Feature calculation is based on pyradiomics, a widely used open-source Python package for radiomics feature calculation34. The Feature calculation can be easily customized using yaml-based parameter files. The complete list of features used in this work can be found in Supplementary Table 9 and the yaml file used to parameterize the feature extraction is included in the supplementary code.

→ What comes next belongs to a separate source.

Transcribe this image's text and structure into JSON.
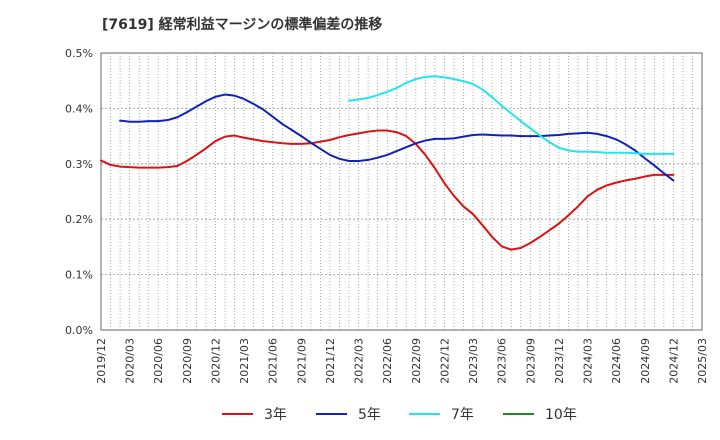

Since RadTract produces numerous features per tact, automatic feature selection is vital for later analysis. A large variety of feature selection techniques exist, and the best choice depends on the concrete task. A detailed analysis of this aspect would go beyond the scope of this work. In our experiments, we first removed all constant features as well as all highly correlated (Pearson correlation > 0.95) and therefore likely redundant features. Second, we used a simple and fast univariate feature selection implemented in scikit-learn on the training data to further automatically reduce the respective input feature set to k features76. This type of feature selection works by selecting the best features based on univariate statistical tests. In case of a classification experiments, this method computes the ANOVA F-value between each feature and the target variable. In case of a regression task, this is done by calculating the linear correlation of each feature with the target variable. Both approaches return the F-value and p-value for each feature. The F-value measures the difference in means between the classes or the linear correlation coefficient, for classification and regression respectively, while the p-value measures the significance of the difference/correlation. The higher the F-value and the lower the p-value, the more significant the feature is in predicting the target variable. This approach for feature selection is supervised, meaning it does indeed use the target variables. Therefore, the feature selection is performed on the training samples only, not on the test samples. The process is deterministic, meaning that given the same samples, the same features will be selected. Nevertheless, the selected features might be different across folds.

Statistical tests

Tests for significance of the classification experiments were performed using Delong’s method for statistical comparisons of ROC curves (https://github.com/yandexdataschool/roc_comparison, commit hash 44fcd23). A tract-level-result was deemed significant if the mean p across repetitions was smaller than 0.05. In case of a multi class experiment, the tests were performed for each class independently using the One-vs-the-Rest (OvR) strategy and an improvement was deemed significant if p < 0.05 for at least one of the classes.

Implementation details

We used the support vector classification as well as random forest classification and regression implemented in scikit-learn (v1.1.2) in our implementation of the RadTract parcellation function as well as all classification and regression experiments76. Default parameterization was used if not stated otherwise. Pyradiomics v3.0.1 was used for all radiomics feature calculations34. Further used python packages include numpy (v1.23.3), scipy (v1.9.1), pydicom (v2.3.0), nibabel (v4.0.2), skimage (v0.19.3), dipy (v1.5.0), TractSeg (v2.7) and vtk (v9.2.0)47,77,78,79,80,81,82. Python version 3.10 was used in all experiments.

Reporting summary

Further information on research design is available in the Nature Portfolio Reporting Summary linked to this article.